Marco leidet stark unter Personalmangel und Einsatzüberlastung. Eine konkrete personelle Aufstockung adressiert sein größtes berufliches Problem direkt.
So ein Taser ist genau das Mittel, das uns oft fehlt, um gefährliche Situationen zu klären, ohne gleich zur Dienstwaffe greifen zu müssen.
Der Schutz von Einsatzkräften ist für Marco zentral. Zusätzliche Einsatzmittel erhöhen seinen Eigenschutz bei eskalierenden Konflikten auf der Straße.
Es kann nicht sein, dass man nach jedem extremen Einsatz sofort als Täter behandelt wird, da tut diese Rückendeckung aus der Politik ungemein gut.
Marco ärgert sich oft über fehlende Rückendeckung und das Gefühl, pauschal verdächtigt zu werden. Diese Maßnahme vermittelt ihm das von ihm ersehnte Vertrauen in seine Dienstausübung.
Eine Absicherung für den Fall, dass mir im Dienst etwas passiert, gibt meiner Familie Sicherheit und entlastet unser Konto.
Als Familienvater mit moderatem Einkommen entlastet diese finanzielle Absicherung sein privates Budget. Zudem empfindet er es als konkrete Wertschätzung seines riskanten Berufs.
Es raubt mir jeden Nerv, wenn ich Straftäter festnehme und die Justiz sie monatelang laufen lässt. Das muss endlich aufhören.

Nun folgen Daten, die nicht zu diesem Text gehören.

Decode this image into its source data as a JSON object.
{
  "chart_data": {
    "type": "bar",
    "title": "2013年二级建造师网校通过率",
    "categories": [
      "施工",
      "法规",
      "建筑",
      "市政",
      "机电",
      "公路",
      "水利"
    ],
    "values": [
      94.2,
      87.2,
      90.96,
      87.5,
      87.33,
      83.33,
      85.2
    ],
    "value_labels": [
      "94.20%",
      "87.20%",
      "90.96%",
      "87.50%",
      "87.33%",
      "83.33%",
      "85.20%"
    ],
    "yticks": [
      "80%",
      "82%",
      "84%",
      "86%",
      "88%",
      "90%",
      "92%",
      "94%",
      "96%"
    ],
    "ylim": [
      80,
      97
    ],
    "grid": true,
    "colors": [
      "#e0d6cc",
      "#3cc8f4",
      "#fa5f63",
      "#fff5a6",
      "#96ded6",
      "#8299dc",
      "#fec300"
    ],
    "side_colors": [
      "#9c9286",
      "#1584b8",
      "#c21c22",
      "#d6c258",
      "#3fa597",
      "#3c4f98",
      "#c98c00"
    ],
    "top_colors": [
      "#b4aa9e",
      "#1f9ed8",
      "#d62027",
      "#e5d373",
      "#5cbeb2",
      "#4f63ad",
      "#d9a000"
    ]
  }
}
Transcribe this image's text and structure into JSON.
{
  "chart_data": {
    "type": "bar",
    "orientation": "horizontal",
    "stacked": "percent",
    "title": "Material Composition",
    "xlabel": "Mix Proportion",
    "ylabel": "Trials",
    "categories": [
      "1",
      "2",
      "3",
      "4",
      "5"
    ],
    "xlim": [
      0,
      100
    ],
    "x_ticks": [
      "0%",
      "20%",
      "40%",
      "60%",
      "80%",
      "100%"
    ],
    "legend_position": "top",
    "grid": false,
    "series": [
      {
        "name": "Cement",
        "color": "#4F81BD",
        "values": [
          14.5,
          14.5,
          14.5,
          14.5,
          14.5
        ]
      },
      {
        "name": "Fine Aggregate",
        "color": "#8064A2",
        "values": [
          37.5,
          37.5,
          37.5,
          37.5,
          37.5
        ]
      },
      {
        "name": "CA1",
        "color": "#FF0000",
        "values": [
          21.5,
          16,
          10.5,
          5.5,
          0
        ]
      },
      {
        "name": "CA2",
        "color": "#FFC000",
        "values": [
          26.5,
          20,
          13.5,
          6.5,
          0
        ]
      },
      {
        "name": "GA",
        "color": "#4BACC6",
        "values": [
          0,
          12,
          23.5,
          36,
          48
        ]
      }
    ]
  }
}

Er ist frustriert, wenn polizeiliche Ermittlungserfolge im Justizapparat versanden. Schnelle Verfahren geben seiner Arbeit auf der Straße wieder mehr Sichtbarkeit und Sinn.
👎 Besonders schlecht
Wer unsere Sicherheitsbehörden pauschal als politisch instrumentalisiert abwertet, schwächt genau die Institutionen, die wir alle gemeinsam schützen müssen.
Als loyaler, verfassungsorientierter Beamter lehnt Marco die Delegitimierung einer der zentralen Sicherheitsbehörden ab, da dies das Vertrauen in die Institutionen schwächt, für die er steht.
Ich halte jeden Tag meinen Kopf für diesen Staat und die Rechtsordnung hin – ihn als angebliche Diktatur zu beschimpfen, ist für mich völlig inakzeptabel.
Eine solche radikale Staatskritik kränkt Marco, da er selbst Repräsentant dieses Staates ist. Er verteidigt die demokratische Ordnung und fühlt sich durch solche Beschreibungen in seiner Integrität angegriffen.
Wir Polizisten müssen auf der Straße brenzlige Situationen klären. Je mehr Leute bewaffnet sind, desto riskanter und unberechenbarer wird mein Dienst.
Marco fürchtet als Einsatzkraft eine Zunahme von legalen oder leicht zugänglichen Waffen bei Kontrollen. Jeder Waffenzugang in der Zivilgesellschaft erhöht das Berufsrisiko für ihn erheblich.